The city argued in pre-trial hearings for this lawsuit that protesters “assumed the risk” of being injured by police when they chose to exercise their First Amendment rights to peacefully protest. But Judge Sandra Widlan rejected that argument, according to court records.
City Attorney Davison called the settlement a “big step toward allowing the city to focus on the important work of today, while moving forward from events four years ago.”
But Abie Ekenezar, a military veteran who was one of the protesters, said she hoped the multi-million-dollar payout sends a message to Seattle’s leaders.
Furhad Sultani, one of the attorneys representing the protesters, told Xվ Newsradio he was also out in the streets nearly four years ago.
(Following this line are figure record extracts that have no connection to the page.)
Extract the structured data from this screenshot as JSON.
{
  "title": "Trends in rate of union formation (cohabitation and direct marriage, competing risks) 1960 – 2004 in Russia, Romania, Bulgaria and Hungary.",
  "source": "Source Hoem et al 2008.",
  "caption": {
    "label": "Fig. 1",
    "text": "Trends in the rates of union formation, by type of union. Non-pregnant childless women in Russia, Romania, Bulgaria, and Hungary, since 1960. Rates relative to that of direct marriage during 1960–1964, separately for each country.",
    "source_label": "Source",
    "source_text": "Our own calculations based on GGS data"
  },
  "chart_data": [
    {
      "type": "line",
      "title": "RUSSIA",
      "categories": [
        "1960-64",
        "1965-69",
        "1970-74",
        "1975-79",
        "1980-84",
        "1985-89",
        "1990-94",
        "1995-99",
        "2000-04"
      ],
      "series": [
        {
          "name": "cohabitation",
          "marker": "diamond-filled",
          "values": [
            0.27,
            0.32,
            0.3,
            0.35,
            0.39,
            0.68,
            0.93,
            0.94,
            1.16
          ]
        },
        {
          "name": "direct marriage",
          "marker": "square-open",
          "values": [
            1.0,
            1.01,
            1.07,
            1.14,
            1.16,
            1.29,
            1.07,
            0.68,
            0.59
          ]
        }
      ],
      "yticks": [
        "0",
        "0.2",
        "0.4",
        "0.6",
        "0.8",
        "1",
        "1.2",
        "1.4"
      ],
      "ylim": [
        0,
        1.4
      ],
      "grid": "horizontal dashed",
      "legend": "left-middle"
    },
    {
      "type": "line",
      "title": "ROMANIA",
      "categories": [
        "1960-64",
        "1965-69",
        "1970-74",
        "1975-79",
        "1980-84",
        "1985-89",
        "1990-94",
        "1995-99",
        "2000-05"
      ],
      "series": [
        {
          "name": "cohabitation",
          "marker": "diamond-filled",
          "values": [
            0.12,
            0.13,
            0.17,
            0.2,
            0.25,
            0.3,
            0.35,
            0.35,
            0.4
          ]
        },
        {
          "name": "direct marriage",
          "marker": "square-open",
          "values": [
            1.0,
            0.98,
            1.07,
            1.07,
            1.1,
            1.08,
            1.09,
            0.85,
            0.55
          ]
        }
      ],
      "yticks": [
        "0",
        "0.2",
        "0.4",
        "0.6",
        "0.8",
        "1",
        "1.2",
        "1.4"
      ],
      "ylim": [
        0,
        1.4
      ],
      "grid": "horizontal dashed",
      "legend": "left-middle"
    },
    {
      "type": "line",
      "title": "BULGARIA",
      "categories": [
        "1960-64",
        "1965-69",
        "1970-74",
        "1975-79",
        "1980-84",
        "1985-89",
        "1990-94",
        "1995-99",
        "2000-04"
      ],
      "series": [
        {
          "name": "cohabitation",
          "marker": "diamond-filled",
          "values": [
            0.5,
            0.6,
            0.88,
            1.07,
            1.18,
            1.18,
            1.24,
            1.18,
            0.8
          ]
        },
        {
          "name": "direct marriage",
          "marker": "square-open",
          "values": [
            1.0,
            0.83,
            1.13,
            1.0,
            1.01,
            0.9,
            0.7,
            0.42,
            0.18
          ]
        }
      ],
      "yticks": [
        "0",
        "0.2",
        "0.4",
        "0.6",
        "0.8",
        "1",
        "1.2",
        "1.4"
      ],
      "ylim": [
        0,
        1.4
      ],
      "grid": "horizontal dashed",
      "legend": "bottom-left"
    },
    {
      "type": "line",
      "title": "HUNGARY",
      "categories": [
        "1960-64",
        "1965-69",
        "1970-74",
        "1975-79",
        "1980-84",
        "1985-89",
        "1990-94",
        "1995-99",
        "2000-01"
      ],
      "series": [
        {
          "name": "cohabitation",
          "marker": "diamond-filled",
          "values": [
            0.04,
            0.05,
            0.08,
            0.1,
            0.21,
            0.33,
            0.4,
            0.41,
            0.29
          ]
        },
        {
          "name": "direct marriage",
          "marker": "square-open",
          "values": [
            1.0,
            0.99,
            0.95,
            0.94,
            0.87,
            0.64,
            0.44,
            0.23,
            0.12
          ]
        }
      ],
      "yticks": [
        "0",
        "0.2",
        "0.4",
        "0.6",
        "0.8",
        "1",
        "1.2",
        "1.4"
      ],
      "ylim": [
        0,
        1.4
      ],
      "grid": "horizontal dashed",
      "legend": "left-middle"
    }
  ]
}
He hopes the multimillion dollar payout sends a message to Seattle’s leaders.
“If their own expert can tell them that what they did was wrong, they should be able to listen and take accountability right now,” Sultani said.
“I wish the Seattle Police would treat us as a community and not enemy combatants,” Tom said. “We would really like the police to be part of our community and vice versa.”
Asked if he ever plans to attend a protest in Seattle again, Tom got emotional.
“With body armor,” he replied, holding back tears. “But yes, I’m going to go out there again.”